An unusual way to release a document

The manner in which this new document was released raises important questions over its real intent; it especially leaves one wondering who is the intended audience. The text basically fell out of the air without any advanced notice.

Some of us were tipped off about the existence of the document about four days before its actual release. But this was not from sources within the Vatican.

Generally, when a Roman Curia office issues a document, the Holy See Press Office makes an announcement some days in advance, states the date the text will be made public and gives accredited journalists an embargoed copy of that document at least a few hours before it is officially released.

And very often the head of the office and other experts (sometimes including the ghostwriter/s) hold a press conference to present the document and highlight its importance.

None of this happened with the Congregation of Education's new text on gender.

At exactly 1:00 p.m. on June 10, the time most people in Rome begin to sit down for their midday meal, the press office sent journalists an email with the following subject line: "INFO UTILE: Documento della Congregazione per l'Educazione Cattolica - Embargo Assoluto."

The "useful information" in this particular email was the new document on gender under strict embargo until 3:30 p.m..

We received the text in seven different languages and the URL to an exclusively Italian language website for the Congregation for Catholic Education (www.educatio.va), which most of us did not know even existed.

Strangely, as of June 14 the new document was not to be found on the Vatican's official website (www.vatican.va) – not even in the section especially designed for the education office and where almost all of its past and even recent documents are available.

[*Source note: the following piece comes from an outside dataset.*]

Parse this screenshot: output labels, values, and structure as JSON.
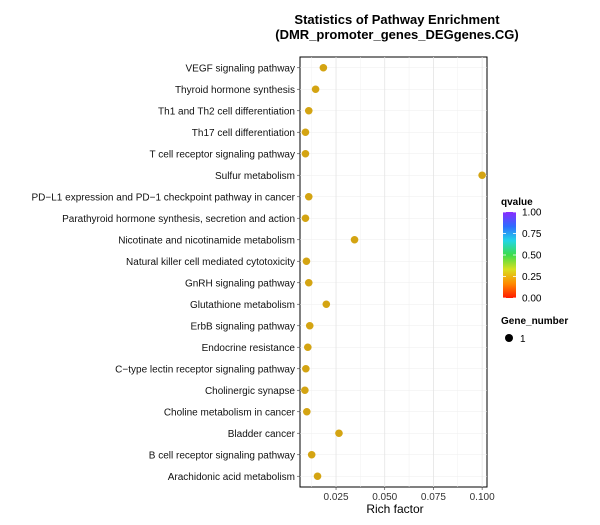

Near the very bottom of the long first page on the official Vatican site there actually is a link to this secondary site. But even if one goes there he or she has to do a lot of navigating (and had better know some Italian) to figure out where copies of documents can be found in other languages.

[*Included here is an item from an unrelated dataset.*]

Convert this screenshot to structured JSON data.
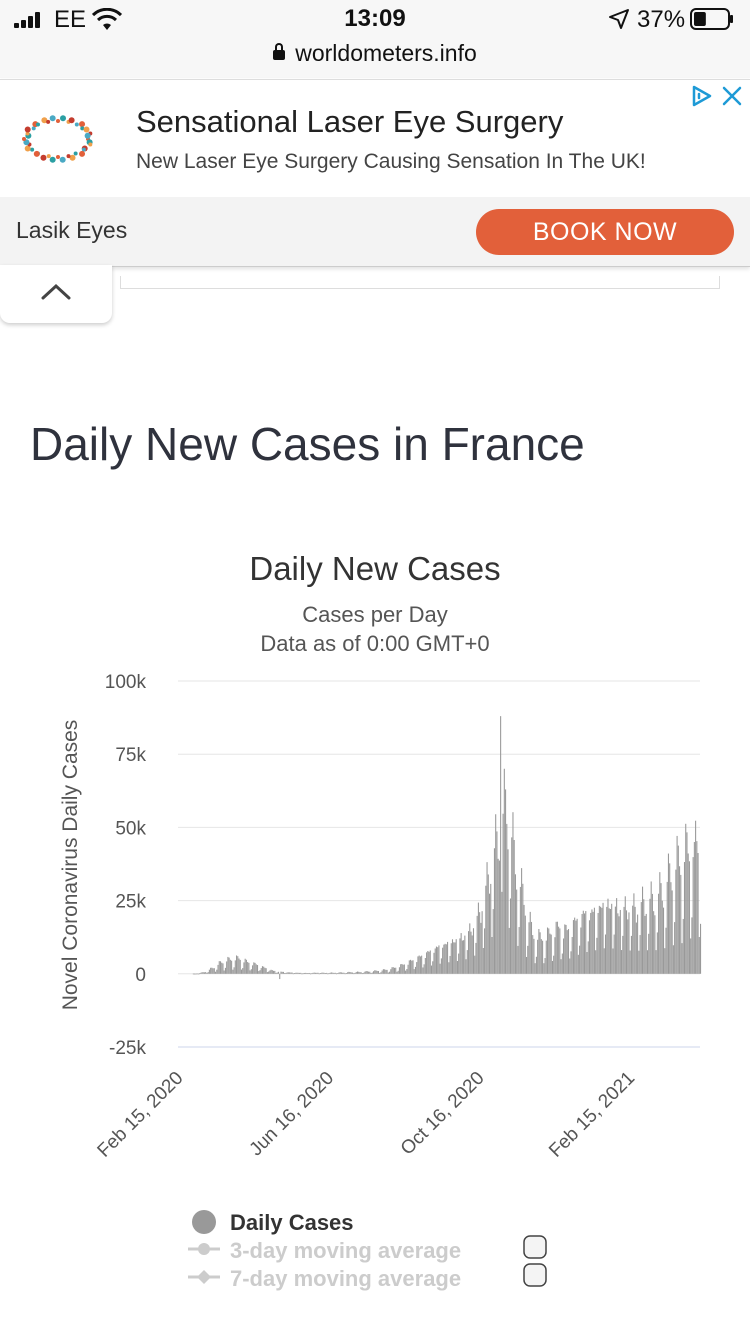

Crumbs for the conservatives.

All this could lead one to reasonably conclude that the new document is not something over which the Congregation for Catholic Education or the Vatican communications dicastery were particularly eager to create great fanfare.

My guess is that this document is really intended to placate Catholic traditionalists and other social conservatives who are among the most vocal critics of the "far too liberal" Pope Francis.

It looks very much like crumbs for the conservatives. But some of them have seen this as juicy red meat, especially because of the protests and criticisms the document has evoked from more progressive-minded Catholics who tend to be favorable of the pope.

One very conservative Italian daily argued that such criticism of the gender document is proof that so-called progressive Catholics are now joining with the traditionalists and turning against Francis.

Nice try, but that doesn't wash. As disturbing as some people find the new document, it is not this pope's equivalent to Humanae Vitae.

And in fact, despite the fact that Pope Francis probably agrees with most of what is written in the text, he did not sign it. And neither did he order it to be published.

Most Catholics and other people who are inspired by this pope are not going to turn away because of what is written in these 31 pages.

Instead, they will continue to support Francis – even as he inspires and also challenges them – because they know this pope's actions speak louder than words.